Canada gained 22,000 jobs in December, exceeding expectations for a rise of 19,000. The unemployment rate also posted a positive surprise – it remained at 7.6%, better than expected. A rise to 7.7% was expected. USD/CAD drops and meets support.
USD/CAD now trades at 0.9940, after dropping from 0.9965. The pair already began descending before the release. Strong support is found at 0.9930, which was the 2010 low.
Earlier this week, the Canadian dollar already breached the 2010 low. It enjoyed the high oil prices at the beginning of the week, and more importantly, the improvement in the US economy.
USD/CAD broke below 0.9930 and went as low as 0.9888 before moving upwards. The levels to watch out for are 0.98, 0.9930 (still important in both directions), the obvious parity and 1.0040, which is a minor line.
While oil prices retreated later in the week, the US economy showed significant improvement – ADP Non-Farm Payrolls were outstanding, and also other indicators such as factory orders, and ISM Non-Manufacturing PMI exceeded expectations.
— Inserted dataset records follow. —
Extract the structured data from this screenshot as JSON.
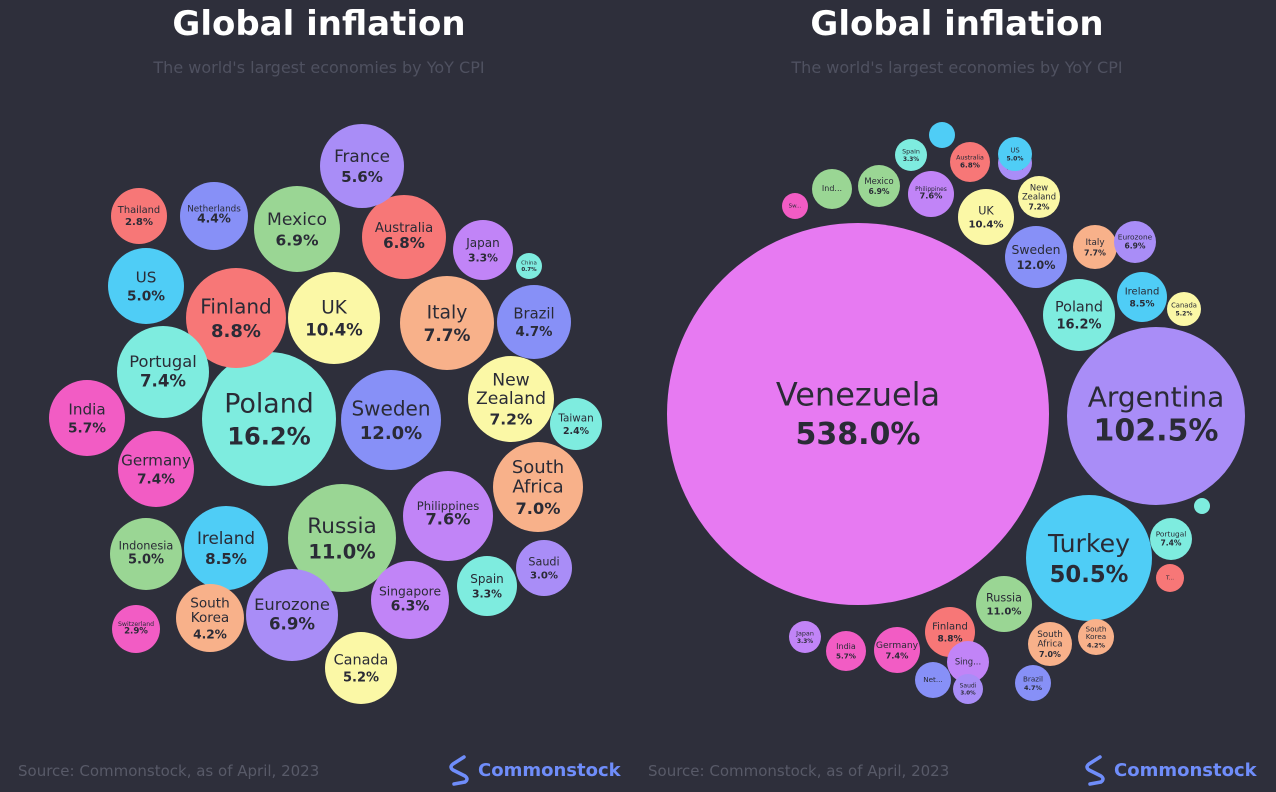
{
  "panels": [
    {
      "title": "Global inflation",
      "subtitle": "The world's largest economies by YoY CPI",
      "source": "Source: Commonstock, as of April, 2023",
      "brand": "Commonstock"
    },
    {
      "title": "Global inflation",
      "subtitle": "The world's largest economies by YoY CPI",
      "source": "Source: Commonstock, as of April, 2023",
      "brand": "Commonstock"
    }
  ],
  "colors": {
    "pink": "#f25cc4",
    "magenta": "#e77af2",
    "lavender": "#c184f7",
    "violet": "#a98df7",
    "periwinkle": "#8790f7",
    "blue": "#4fcdf6",
    "cyan": "#7eecdf",
    "green": "#9ad694",
    "yellow": "#fbf8a6",
    "orange": "#f8b18a",
    "red": "#f77777",
    "background": "#2e2f3b",
    "brand": "#6f8dfa"
  },
  "chart_data": [
    {
      "type": "bubble",
      "title": "Global inflation",
      "subtitle": "The world's largest economies by YoY CPI",
      "unit": "%",
      "bubbles": [
        {
          "name": "Poland",
          "value": 16.2,
          "label": "16.2%",
          "color": "cyan"
        },
        {
          "name": "UK",
          "value": 10.4,
          "label": "10.4%",
          "color": "yellow"
        },
        {
          "name": "Russia",
          "value": 11.0,
          "label": "11.0%",
          "color": "green"
        },
        {
          "name": "Sweden",
          "value": 12.0,
          "label": "12.0%",
          "color": "periwinkle"
        },
        {
          "name": "Finland",
          "value": 8.8,
          "label": "8.8%",
          "color": "red"
        },
        {
          "name": "Ireland",
          "value": 8.5,
          "label": "8.5%",
          "color": "blue"
        },
        {
          "name": "Italy",
          "value": 7.7,
          "label": "7.7%",
          "color": "orange"
        },
        {
          "name": "Germany",
          "value": 7.4,
          "label": "7.4%",
          "color": "pink"
        },
        {
          "name": "Portugal",
          "value": 7.4,
          "label": "7.4%",
          "color": "cyan"
        },
        {
          "name": "New Zealand",
          "value": 7.2,
          "label": "7.2%",
          "color": "yellow"
        },
        {
          "name": "South Africa",
          "value": 7.0,
          "label": "7.0%",
          "color": "orange"
        },
        {
          "name": "Philippines",
          "value": 7.6,
          "label": "7.6%",
          "color": "lavender"
        },
        {
          "name": "Mexico",
          "value": 6.9,
          "label": "6.9%",
          "color": "green"
        },
        {
          "name": "Eurozone",
          "value": 6.9,
          "label": "6.9%",
          "color": "violet"
        },
        {
          "name": "Australia",
          "value": 6.8,
          "label": "6.8%",
          "color": "red"
        },
        {
          "name": "Singapore",
          "value": 6.3,
          "label": "6.3%",
          "color": "lavender"
        },
        {
          "name": "India",
          "value": 5.7,
          "label": "5.7%",
          "color": "pink"
        },
        {
          "name": "France",
          "value": 5.6,
          "label": "5.6%",
          "color": "violet"
        },
        {
          "name": "Canada",
          "value": 5.2,
          "label": "5.2%",
          "color": "yellow"
        },
        {
          "name": "US",
          "value": 5.0,
          "label": "5.0%",
          "color": "blue"
        },
        {
          "name": "Indonesia",
          "value": 5.0,
          "label": "5.0%",
          "color": "green"
        },
        {
          "name": "Brazil",
          "value": 4.7,
          "label": "4.7%",
          "color": "periwinkle"
        },
        {
          "name": "Netherlands",
          "value": 4.4,
          "label": "4.4%",
          "color": "periwinkle"
        },
        {
          "name": "South Korea",
          "value": 4.2,
          "label": "4.2%",
          "color": "orange"
        },
        {
          "name": "Japan",
          "value": 3.3,
          "label": "3.3%",
          "color": "lavender"
        },
        {
          "name": "Spain",
          "value": 3.3,
          "label": "3.3%",
          "color": "cyan"
        },
        {
          "name": "Saudi",
          "value": 3.0,
          "label": "3.0%",
          "color": "violet"
        },
        {
          "name": "Thailand",
          "value": 2.8,
          "label": "2.8%",
          "color": "red"
        },
        {
          "name": "Switzerland",
          "value": 2.9,
          "label": "2.9%",
          "color": "pink"
        },
        {
          "name": "Taiwan",
          "value": 2.4,
          "label": "2.4%",
          "color": "cyan"
        },
        {
          "name": "China",
          "value": 0.7,
          "label": "0.7%",
          "color": "cyan"
        }
      ]
    },
    {
      "type": "bubble",
      "title": "Global inflation",
      "subtitle": "The world's largest economies by YoY CPI",
      "unit": "%",
      "bubbles": [
        {
          "name": "Venezuela",
          "value": 538.0,
          "label": "538.0%",
          "color": "magenta"
        },
        {
          "name": "Argentina",
          "value": 102.5,
          "label": "102.5%",
          "color": "violet"
        },
        {
          "name": "Turkey",
          "value": 50.5,
          "label": "50.5%",
          "color": "blue"
        },
        {
          "name": "Poland",
          "value": 16.2,
          "label": "16.2%",
          "color": "cyan"
        },
        {
          "name": "Sweden",
          "value": 12.0,
          "label": "12.0%",
          "color": "periwinkle"
        },
        {
          "name": "Russia",
          "value": 11.0,
          "label": "11.0%",
          "color": "green"
        },
        {
          "name": "UK",
          "value": 10.4,
          "label": "10.4%",
          "color": "yellow"
        },
        {
          "name": "Finland",
          "value": 8.8,
          "label": "8.8%",
          "color": "red"
        },
        {
          "name": "Ireland",
          "value": 8.5,
          "label": "8.5%",
          "color": "blue"
        },
        {
          "name": "Italy",
          "value": 7.7,
          "label": "7.7%",
          "color": "orange"
        },
        {
          "name": "Philippines",
          "value": null,
          "label": "7.6%",
          "color": "lavender"
        },
        {
          "name": "Germany",
          "value": 7.4,
          "label": "7.4%",
          "color": "pink"
        },
        {
          "name": "Portugal",
          "value": 7.4,
          "label": "7.4%",
          "color": "cyan"
        },
        {
          "name": "New Zealand",
          "value": 7.2,
          "label": "7.2%",
          "color": "yellow"
        },
        {
          "name": "South Africa",
          "value": 7.0,
          "label": "7.0%",
          "color": "orange"
        },
        {
          "name": "Mexico",
          "value": 6.9,
          "label": "6.9%",
          "color": "green"
        },
        {
          "name": "Eurozone",
          "value": 6.9,
          "label": "6.9%",
          "color": "violet"
        },
        {
          "name": "Australia",
          "value": 6.8,
          "label": "6.8%",
          "color": "red"
        },
        {
          "name": "Sing...",
          "value": null,
          "label": "",
          "color": "lavender"
        },
        {
          "name": "India",
          "value": 5.7,
          "label": "5.7%",
          "color": "pink"
        },
        {
          "name": "France",
          "value": 5.6,
          "label": "5.6%",
          "color": "violet"
        },
        {
          "name": "Canada",
          "value": 5.2,
          "label": "5.2%",
          "color": "yellow"
        },
        {
          "name": "US",
          "value": 5.0,
          "label": "5.0%",
          "color": "blue"
        },
        {
          "name": "Ind...",
          "value": null,
          "label": "",
          "color": "green"
        },
        {
          "name": "Brazil",
          "value": 4.7,
          "label": "4.7%",
          "color": "periwinkle"
        },
        {
          "name": "Net...",
          "value": null,
          "label": "",
          "color": "periwinkle"
        },
        {
          "name": "South Korea",
          "value": 4.2,
          "label": "4.2%",
          "color": "orange"
        },
        {
          "name": "Japan",
          "value": 3.3,
          "label": "3.3%",
          "color": "lavender"
        },
        {
          "name": "Spain",
          "value": 3.3,
          "label": "3.3%",
          "color": "cyan"
        },
        {
          "name": "Saudi",
          "value": 3.0,
          "label": "3.0%",
          "color": "violet"
        },
        {
          "name": "T...",
          "value": null,
          "label": "",
          "color": "red"
        },
        {
          "name": "Sw...",
          "value": null,
          "label": "",
          "color": "pink"
        },
        {
          "name": "",
          "value": null,
          "label": "",
          "color": "blue"
        },
        {
          "name": "",
          "value": null,
          "label": "",
          "color": "cyan"
        }
      ]
    }
  ]
}
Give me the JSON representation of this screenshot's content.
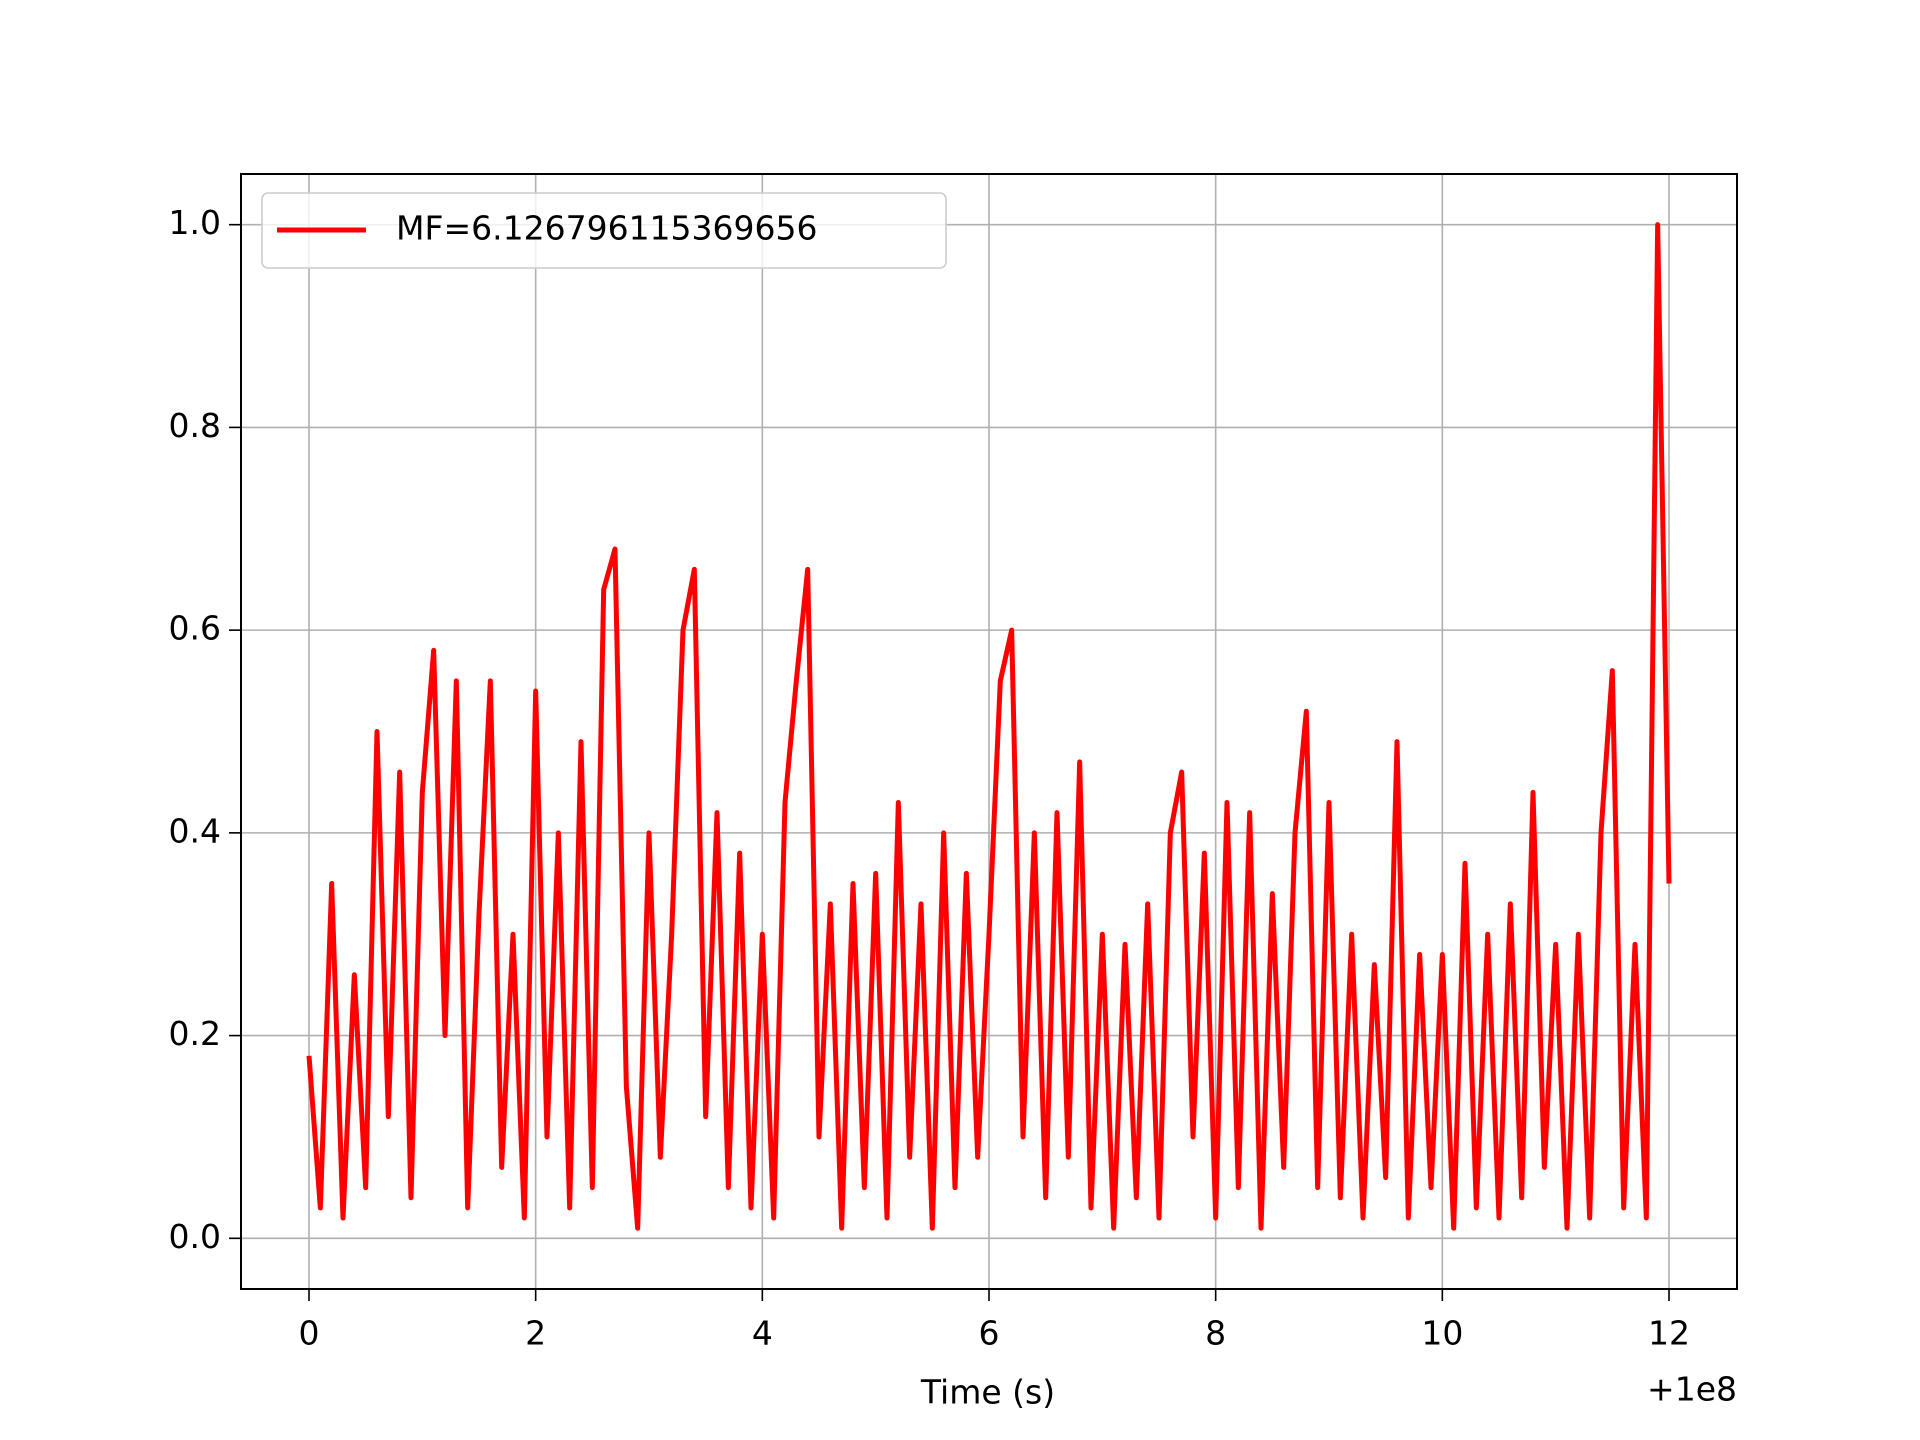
{
  "chart_data": {
    "type": "line",
    "xlabel": "Time (s)",
    "x_offset_label": "+1e8",
    "x": [
      0,
      0.1,
      0.2,
      0.3,
      0.4,
      0.5,
      0.6,
      0.7,
      0.8,
      0.9,
      1,
      1.1,
      1.2,
      1.3,
      1.4,
      1.5,
      1.6,
      1.7,
      1.8,
      1.9,
      2,
      2.1,
      2.2,
      2.3,
      2.4,
      2.5,
      2.6,
      2.7,
      2.8,
      2.9,
      3,
      3.1,
      3.2,
      3.3,
      3.4,
      3.5,
      3.6,
      3.7,
      3.8,
      3.9,
      4,
      4.1,
      4.2,
      4.3,
      4.4,
      4.5,
      4.6,
      4.7,
      4.8,
      4.9,
      5,
      5.1,
      5.2,
      5.3,
      5.4,
      5.5,
      5.6,
      5.7,
      5.8,
      5.9,
      6,
      6.1,
      6.2,
      6.3,
      6.4,
      6.5,
      6.6,
      6.7,
      6.8,
      6.9,
      7,
      7.1,
      7.2,
      7.3,
      7.4,
      7.5,
      7.6,
      7.7,
      7.8,
      7.9,
      8,
      8.1,
      8.2,
      8.3,
      8.4,
      8.5,
      8.6,
      8.7,
      8.8,
      8.9,
      9,
      9.1,
      9.2,
      9.3,
      9.4,
      9.5,
      9.6,
      9.7,
      9.8,
      9.9,
      10,
      10.1,
      10.2,
      10.3,
      10.4,
      10.5,
      10.6,
      10.7,
      10.8,
      10.9,
      11,
      11.1,
      11.2,
      11.3,
      11.4,
      11.5,
      11.6,
      11.7,
      11.8,
      11.9,
      12
    ],
    "series": [
      {
        "name": "MF=6.126796115369656",
        "color": "#ff0000",
        "values": [
          0.18,
          0.03,
          0.35,
          0.02,
          0.26,
          0.05,
          0.5,
          0.12,
          0.46,
          0.04,
          0.44,
          0.58,
          0.2,
          0.55,
          0.03,
          0.32,
          0.55,
          0.07,
          0.3,
          0.02,
          0.54,
          0.1,
          0.4,
          0.03,
          0.49,
          0.05,
          0.64,
          0.68,
          0.15,
          0.01,
          0.4,
          0.08,
          0.3,
          0.6,
          0.66,
          0.12,
          0.42,
          0.05,
          0.38,
          0.03,
          0.3,
          0.02,
          0.43,
          0.55,
          0.66,
          0.1,
          0.33,
          0.01,
          0.35,
          0.05,
          0.36,
          0.02,
          0.43,
          0.08,
          0.33,
          0.01,
          0.4,
          0.05,
          0.36,
          0.08,
          0.3,
          0.55,
          0.6,
          0.1,
          0.4,
          0.04,
          0.42,
          0.08,
          0.47,
          0.03,
          0.3,
          0.01,
          0.29,
          0.04,
          0.33,
          0.02,
          0.4,
          0.46,
          0.1,
          0.38,
          0.02,
          0.43,
          0.05,
          0.42,
          0.01,
          0.34,
          0.07,
          0.4,
          0.52,
          0.05,
          0.43,
          0.04,
          0.3,
          0.02,
          0.27,
          0.06,
          0.49,
          0.02,
          0.28,
          0.05,
          0.28,
          0.01,
          0.37,
          0.03,
          0.3,
          0.02,
          0.33,
          0.04,
          0.44,
          0.07,
          0.29,
          0.01,
          0.3,
          0.02,
          0.4,
          0.56,
          0.03,
          0.29,
          0.02,
          1.0,
          0.35
        ]
      }
    ],
    "xlim": [
      -0.6,
      12.6
    ],
    "xticks": [
      0,
      2,
      4,
      6,
      8,
      10,
      12
    ],
    "ylim": [
      -0.05,
      1.05
    ],
    "yticks": [
      {
        "value": 0,
        "label": "0.0"
      },
      0.2,
      0.4,
      0.6,
      0.8,
      {
        "value": 1,
        "label": "1.0"
      }
    ],
    "grid": true,
    "legend": "upper left"
  }
}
A small disappointment came from the weekly jobless claims, but the moving average was still great.
In Canada, data was mixed, while the RMPI (Raw Materials Price Index) rose by 3.5%, more than expected, the highly regarded Ivey PMI fell to 50 points, the borderline between expansion and contraction.
The US Non-Farm Payrolls, the monthly circus which rocks the markets, is due soon. There are high expectations from the US Non-Farm Payrolls.